Top: Archive Image taken by John R. Driza. © National Archives, Washington, 1945.
Bottom: Recent image - Taylah Simmons, 2025
20,000 people didn't survive this imprisonment.
At least 5,000 dead bodies were cremated in this building.
When the crematorium became overcrowded, the ashes of the deceased were dumped at the back of the building, and open-air pyres had to be used in desperation to keep up with the number of dead. This is an old method of cremation where bodies are placed on a structure made of wood and then set on fire, which is now illegal in most countries. (Except in India and Nepal where it is legal and culturally/religiously accepted, especially within Hindu traditions.)

Top Archive image from State Archives of the Russian Federation. April 1945.
Bottom: Recent image- Taylah Simmons, 2025
"Since our crematorium was working over capacity, bonfires were set up so that the corpses could be piled on top of them in layers. We spent the day pulling at clothing that was smeared with blood and excrement, and touching cold flesh. It was pure and utter horror." -Stéphane Hessel (1953) - Former Prisoner and French resistance fighter against the Nazis (I would highglt recommend further reading and research)
Liberation
The camp was liberated on the 11th of April, 1945, when American soldiers entered and began evacuating the Mittelbau camps. Only a few hundred extremely ill prisoners had survived to be liberated. Among thousands of corpses, some inmates were still alive and received immediate medical attention.
Present-Day Memorial and Exhibition
After the war, the site was taken over by the Soviet Military Administration in 1946. The crematorium was preserved and transformed into a memorial.
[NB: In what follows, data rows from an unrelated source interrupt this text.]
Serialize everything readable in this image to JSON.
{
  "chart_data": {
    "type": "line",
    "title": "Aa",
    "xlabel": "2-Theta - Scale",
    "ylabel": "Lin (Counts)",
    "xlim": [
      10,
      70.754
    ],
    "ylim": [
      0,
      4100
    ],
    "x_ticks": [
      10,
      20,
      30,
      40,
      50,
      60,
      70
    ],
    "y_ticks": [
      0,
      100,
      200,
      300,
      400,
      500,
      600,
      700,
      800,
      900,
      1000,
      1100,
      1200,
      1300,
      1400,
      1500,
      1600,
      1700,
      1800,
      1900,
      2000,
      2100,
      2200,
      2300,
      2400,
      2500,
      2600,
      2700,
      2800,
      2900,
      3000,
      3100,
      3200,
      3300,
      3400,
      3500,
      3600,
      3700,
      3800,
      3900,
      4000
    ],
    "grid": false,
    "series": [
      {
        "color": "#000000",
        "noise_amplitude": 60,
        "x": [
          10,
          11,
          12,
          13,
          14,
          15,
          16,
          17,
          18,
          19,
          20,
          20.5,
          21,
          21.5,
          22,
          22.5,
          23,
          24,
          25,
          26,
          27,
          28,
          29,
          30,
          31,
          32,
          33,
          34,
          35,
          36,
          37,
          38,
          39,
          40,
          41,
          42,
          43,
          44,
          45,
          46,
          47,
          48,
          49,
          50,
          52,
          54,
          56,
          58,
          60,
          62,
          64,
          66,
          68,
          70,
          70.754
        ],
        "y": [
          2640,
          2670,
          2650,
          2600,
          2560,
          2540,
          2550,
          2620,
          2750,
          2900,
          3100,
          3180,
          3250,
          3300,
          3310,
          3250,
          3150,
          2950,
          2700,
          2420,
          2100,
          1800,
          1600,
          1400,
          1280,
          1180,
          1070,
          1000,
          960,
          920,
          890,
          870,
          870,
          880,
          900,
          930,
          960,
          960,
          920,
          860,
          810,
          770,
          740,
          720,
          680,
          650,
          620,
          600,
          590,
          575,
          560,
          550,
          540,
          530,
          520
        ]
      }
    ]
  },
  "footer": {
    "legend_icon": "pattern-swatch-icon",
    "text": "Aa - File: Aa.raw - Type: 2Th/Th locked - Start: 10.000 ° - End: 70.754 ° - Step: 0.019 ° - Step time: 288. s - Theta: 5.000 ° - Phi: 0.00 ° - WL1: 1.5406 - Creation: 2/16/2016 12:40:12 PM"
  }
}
Between 1963 and 1990, it functioned as a museum under East German administration. After reunification of Germany, Mittelbau-Dora became a national memorial site, dedicated to remembrance, education, and the fight against forgetting.
A permanent exhibition on site now tells the full story of Mittelbau-Dora - from the lives of the prisoners, to the weapons they were forced to build, to the complicity of German industries and civilians.
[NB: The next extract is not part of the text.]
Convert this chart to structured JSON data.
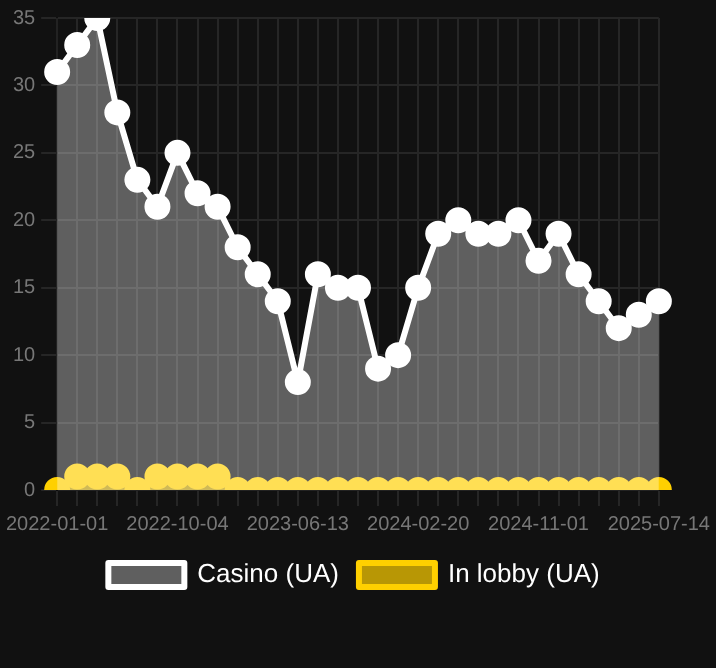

“The exhibition reveals the diverse network of relationships between the camps and their social environments and contributes to a critical examination of the issue of perpetrators and the responsibility of accomplices and bystanders.” — Mittelbau-Dora Memorial Website
It is hard to put into words the weight of standing in a place where so many suffered and died. I felt it then, and I feel it now as I put this article together.
I hope these photos, paired with fragments of history, can speak to that heaviness—and help others grasp the magnitude of these dark times of the history.